Wells Fargo continues mortgage layoffs

Wells Fargo will lay off 107 workers at the end of August in Des Moines, where its home mortgage division is based. It was the company's latest move in response to declining origination and refinance activity.

The bank hasn’t disclosed the number of impacted mortgage staff since it began layoffs in April, but said Wednesday that 35% of them have moved into other roles within the company. 

“The home lending displacements are the natural result of cyclical changes in the broader home lending environment, as has been acknowledged by most mortgage providers across the industry in recent weeks,” a spokesperson said in a statement.

At least 32 Wells employees in California and a total of 197 in Iowa have been targeted for layoffs, the company has disclosed in Worker Adjustment and Retraining Notification filings. The cuts in Iowa began in May and are taking place across five locations. The bank’s home mortgage division employs 13,000 workers in the Des Moines metropolitan area, the Des Moines Register, which first reported Wednesday’s WARN notice, said.

Wells cited the Mortgage Bankers Association’s June Mortgage Finance Forecast, which predicts total originations this year at $2.4 trillion, a sharp decline from last year’s record $4.4 trillion in originations. The lender also blamed declining refinance activity, down 78% from last year, according to the MBA’s Market Composite Index for the weekly period ending July 1.

In April, Wells reported a 33% year-over-year decline in origination volume in the first quarter to $538 million. The lender will disclose its second-quarter results July 15.

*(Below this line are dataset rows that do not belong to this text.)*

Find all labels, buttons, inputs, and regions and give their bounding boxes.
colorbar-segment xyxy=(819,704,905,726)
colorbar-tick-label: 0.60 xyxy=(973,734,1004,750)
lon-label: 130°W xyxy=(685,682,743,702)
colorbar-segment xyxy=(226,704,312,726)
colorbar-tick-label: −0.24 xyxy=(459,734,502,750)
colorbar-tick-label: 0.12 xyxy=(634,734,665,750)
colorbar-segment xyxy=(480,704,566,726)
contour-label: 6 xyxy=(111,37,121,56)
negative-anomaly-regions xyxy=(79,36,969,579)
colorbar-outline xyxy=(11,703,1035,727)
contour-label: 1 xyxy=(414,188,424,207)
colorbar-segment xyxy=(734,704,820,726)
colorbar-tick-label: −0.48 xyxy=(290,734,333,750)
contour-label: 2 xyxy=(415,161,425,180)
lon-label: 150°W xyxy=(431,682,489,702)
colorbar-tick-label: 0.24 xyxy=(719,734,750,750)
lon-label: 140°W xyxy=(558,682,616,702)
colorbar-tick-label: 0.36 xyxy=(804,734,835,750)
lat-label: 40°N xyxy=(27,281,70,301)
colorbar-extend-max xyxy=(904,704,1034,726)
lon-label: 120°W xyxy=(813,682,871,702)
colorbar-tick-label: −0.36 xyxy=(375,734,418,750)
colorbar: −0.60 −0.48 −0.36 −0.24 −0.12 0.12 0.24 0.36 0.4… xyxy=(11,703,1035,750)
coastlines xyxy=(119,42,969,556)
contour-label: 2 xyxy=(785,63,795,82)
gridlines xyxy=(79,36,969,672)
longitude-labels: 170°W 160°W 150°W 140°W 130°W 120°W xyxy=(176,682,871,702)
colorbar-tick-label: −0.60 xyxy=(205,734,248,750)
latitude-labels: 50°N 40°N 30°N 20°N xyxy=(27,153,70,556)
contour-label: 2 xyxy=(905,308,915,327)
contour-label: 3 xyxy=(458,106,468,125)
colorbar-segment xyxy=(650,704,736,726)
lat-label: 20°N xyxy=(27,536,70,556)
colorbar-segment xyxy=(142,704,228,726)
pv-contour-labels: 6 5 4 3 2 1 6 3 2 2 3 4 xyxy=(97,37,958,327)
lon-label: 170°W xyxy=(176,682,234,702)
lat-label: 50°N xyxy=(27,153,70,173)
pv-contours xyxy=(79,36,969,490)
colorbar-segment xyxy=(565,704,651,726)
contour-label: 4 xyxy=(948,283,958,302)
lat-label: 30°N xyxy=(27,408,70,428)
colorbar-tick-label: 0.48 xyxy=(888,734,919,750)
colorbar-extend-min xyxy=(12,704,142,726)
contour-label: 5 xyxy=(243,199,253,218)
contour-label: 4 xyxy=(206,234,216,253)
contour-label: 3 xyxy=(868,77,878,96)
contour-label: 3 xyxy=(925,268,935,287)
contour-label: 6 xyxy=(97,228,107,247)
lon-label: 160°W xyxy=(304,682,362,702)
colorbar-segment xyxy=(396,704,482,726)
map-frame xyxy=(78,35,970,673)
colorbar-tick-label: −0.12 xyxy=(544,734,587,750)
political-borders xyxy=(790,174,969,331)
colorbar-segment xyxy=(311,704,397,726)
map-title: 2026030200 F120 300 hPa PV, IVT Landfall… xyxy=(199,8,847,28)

The pace of layoffs has sped up as mortgage firms reckon with a lackluster first half of 2022, mired by rising interest rates and prospective homebuyers’ affordability hurdles. Thousands of mortgage professionals working for lenders, servicers and technology providers have lost their jobs this year. And First Guaranty Mortgage Corp. in Plano, Texas, became the cycle’s first major casualty, filing for bankruptcy last week.